La difficoltà come senso di percezione - Editoriale

Sono la persona più insicura su questo piccolo sasso spaziale che gravita attorno al Sole, eppure devo essere sincero, sono molto soddisfatto di quello che ho partorito durante la prova in sede di recensione di Wo Long: Fallen Dynasty, correndo ai ripari e correggendo il tiro di una prova precedentemente più breve e tramutata in una sorta di diario di viaggio. Se ancora non l’avete letta vi invito a farlo, non solo per regalare il solito click, ma per confrontarci – foss’anche per l’ennesima volta – sulla difficoltà dei videogiochi.

Nelle ultime produzioni, la difficoltà nei videogiochi è diventata elemento di forte dibattito, talune volte istruttivo, in modo da sviscerarne fuori discorsi sulla sua accessibilità come diretta fruizione all’interno della grammatica di gioco, altre volte invece come mero pretesto per innalzare un livello di sfida che la naturale progressione non richiederebbe.

Wo Long: Fallen Dinasty

E pensare che proprio nei primi giorni bagnati dallo spumante del 2023 vi parlavo in un editoriale di quei titoli che, comunque tra le mie preferenze, vengono etichettati come esperienze rilassanti. Dall’altra parte della medaglia c’è il classico dark side of the moon, con un abisso di riscoperta passione per i videogiochi che richiedono un approccio diverso al videogiocatore, quello della concentrazione, dell’assimilazione, del plasmarsi attorno una struttura ludica ben predisposta a una sfida di livello. Ricordo ancora diversi scambi di opinione nel parlare di Sifu, pazzesco titolo dei ragazzi di Sloclap che fa della difficoltà elevata la vera essenza e, per questo, ha persino stupito quando al suo interno sono spuntate diverse opzioni per definire l’impegno chiesto ai giocatori, allargando la sua accessibilità.

Diminuire la difficoltà in un gioco così, che basa la sua struttura ludica su di essa, è comunque un buon modo per aprirsi a più giocatori? Oppure viene meno al compito del titolo stesso? Per molti, la scelta di rendere Sifu un gioco più semplice appariva sensata, eppure il titolo di Sloclap, da qualunque parte lo si voglia prendere, non si può certo affrontare, percepire e godere con un livello di sfida al pari di un beat ‘em up classico, dandosi allo smashing button solo per arrivare ai titoli di coda.

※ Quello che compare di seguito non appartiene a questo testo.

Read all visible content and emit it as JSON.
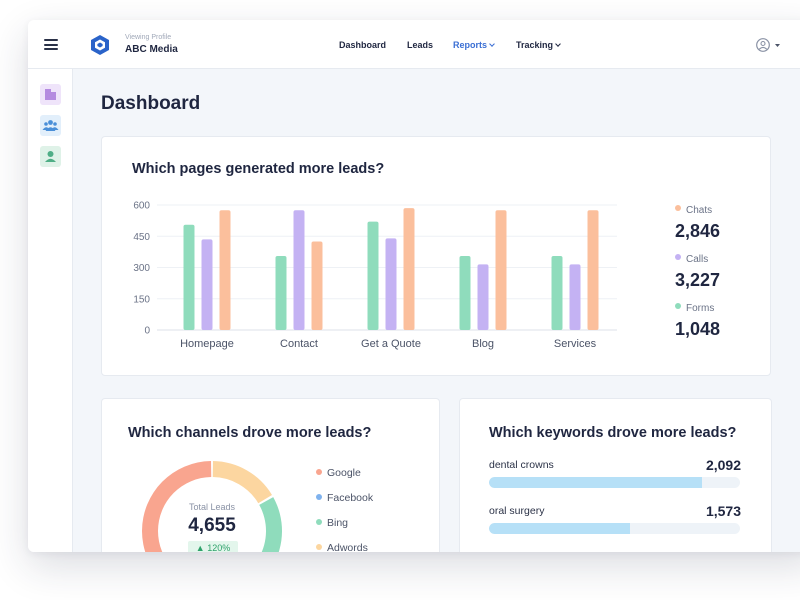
{
  "topbar": {
    "brand_sub": "Viewing Profile",
    "brand_name": "ABC Media",
    "nav": [
      {
        "label": "Dashboard",
        "active": false,
        "dropdown": false
      },
      {
        "label": "Leads",
        "active": false,
        "dropdown": false
      },
      {
        "label": "Reports",
        "active": true,
        "dropdown": true
      },
      {
        "label": "Tracking",
        "active": false,
        "dropdown": true
      }
    ],
    "menu_icon": "hamburger-icon",
    "user_icon": "user-circle-icon"
  },
  "sidebar": {
    "items": [
      {
        "icon": "building-icon",
        "color": "#b58be0",
        "bg": "#efe4fa"
      },
      {
        "icon": "team-icon",
        "color": "#4a8fd8",
        "bg": "#e2effb"
      },
      {
        "icon": "user-icon",
        "color": "#4fae86",
        "bg": "#dff2e8"
      }
    ]
  },
  "page": {
    "title": "Dashboard"
  },
  "pages_card": {
    "title": "Which pages generated more leads?",
    "legend": [
      {
        "label": "Chats",
        "value": "2,846",
        "color": "#fbbf9c"
      },
      {
        "label": "Calls",
        "value": "3,227",
        "color": "#c4b2f3"
      },
      {
        "label": "Forms",
        "value": "1,048",
        "color": "#8fdcbc"
      }
    ]
  },
  "channels_card": {
    "title": "Which channels drove more leads?",
    "total_label": "Total Leads",
    "total_value": "4,655",
    "change": "120%",
    "legend": [
      {
        "label": "Google",
        "color": "#f9a58f"
      },
      {
        "label": "Facebook",
        "color": "#7fb2ee"
      },
      {
        "label": "Bing",
        "color": "#8fdcbc"
      },
      {
        "label": "Adwords",
        "color": "#fcd6a0"
      }
    ],
    "donut_colors": {
      "google": "#f9a58f",
      "bing": "#8fdcbc",
      "adwords": "#fcd6a0"
    }
  },
  "keywords_card": {
    "title": "Which keywords drove more leads?",
    "items": [
      {
        "label": "dental crowns",
        "value": "2,092",
        "fill": 0.85
      },
      {
        "label": "oral surgery",
        "value": "1,573",
        "fill": 0.56
      }
    ]
  },
  "chart_data": {
    "type": "bar",
    "categories": [
      "Homepage",
      "Contact",
      "Get a Quote",
      "Blog",
      "Services"
    ],
    "series": [
      {
        "name": "Forms",
        "values": [
          505,
          355,
          520,
          355,
          355
        ],
        "color": "#8fdcbc"
      },
      {
        "name": "Calls",
        "values": [
          435,
          575,
          440,
          315,
          315
        ],
        "color": "#c4b2f3"
      },
      {
        "name": "Chats",
        "values": [
          575,
          425,
          585,
          575,
          575
        ],
        "color": "#fbbf9c"
      }
    ],
    "yticks": [
      0,
      150,
      300,
      450,
      600
    ],
    "ylim": [
      0,
      600
    ],
    "grid": true,
    "legend": "right"
  }
}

videogiochi che richiedono un approccio diverso al videogiocatore, quello della concentrazione, dell’assimilazione

Allo stesso tempo, molti, tantissimi fruitori religiosi di soulslike e lontani seguaci di Rogue, di ogni declinazione e sviluppo, si aspettano da titoli siffatti il giusto bilanciamento, quasi come se uno degli organi vitali per lo sviluppo di queste tipologie di giochi, oggi ben solide anche sul mercato, sia la giusta evoluzione della difficoltà, con risultati altalenanti. Ricordo ancora oggi il terribile Dolmen, il buon Steelrising (seppur sbilanciatissimo) e anche l’ultimo Wo Long adempie a simili regole e obiettivi. Non solo una percentuale importante nel metro di giudizio su un’opera, ma anche uno specchio di confronto.

Messaggi, guide su internet e consigli vari, quello che per un videogiocatore può essere semplice, per altri è difficile. E poi io stesso, che alla mia prova con un Souls come Bloodborne buttai giù Amygdala al primo tentativo, sentendo addossi gli sguardi d’odio di alcuni conoscenti che, nonostante i tentativi e le morti, ancora non riuscivano a sconfiggere lo stesso boss. Fortuna? Bravura? Semplice allineamento di qualche astro? Chi lo sa, di sicuro è ancora terribilmente affascinante fermarsi ancora a discutere di un gioco per la sua difficoltà, come la applica ai suoi contenuti, come la bilancia nell’economia delle meccaniche.

Un po’ come in Matrix, con la legge sacra del piccolo bambino: piegare il cucchiaio è impossibile, mentre la cosa più logica è rendersi conto che siamo noi che ci pieghiamo e ci plasmiamo nuovamente come nuovi esseri, diveniamo novelli starchild a ogni avvio di un nuovo gioco che ci propone interessanti livelli di sfida. Emozioni da vivere e goderne fino all’ultimo sorso.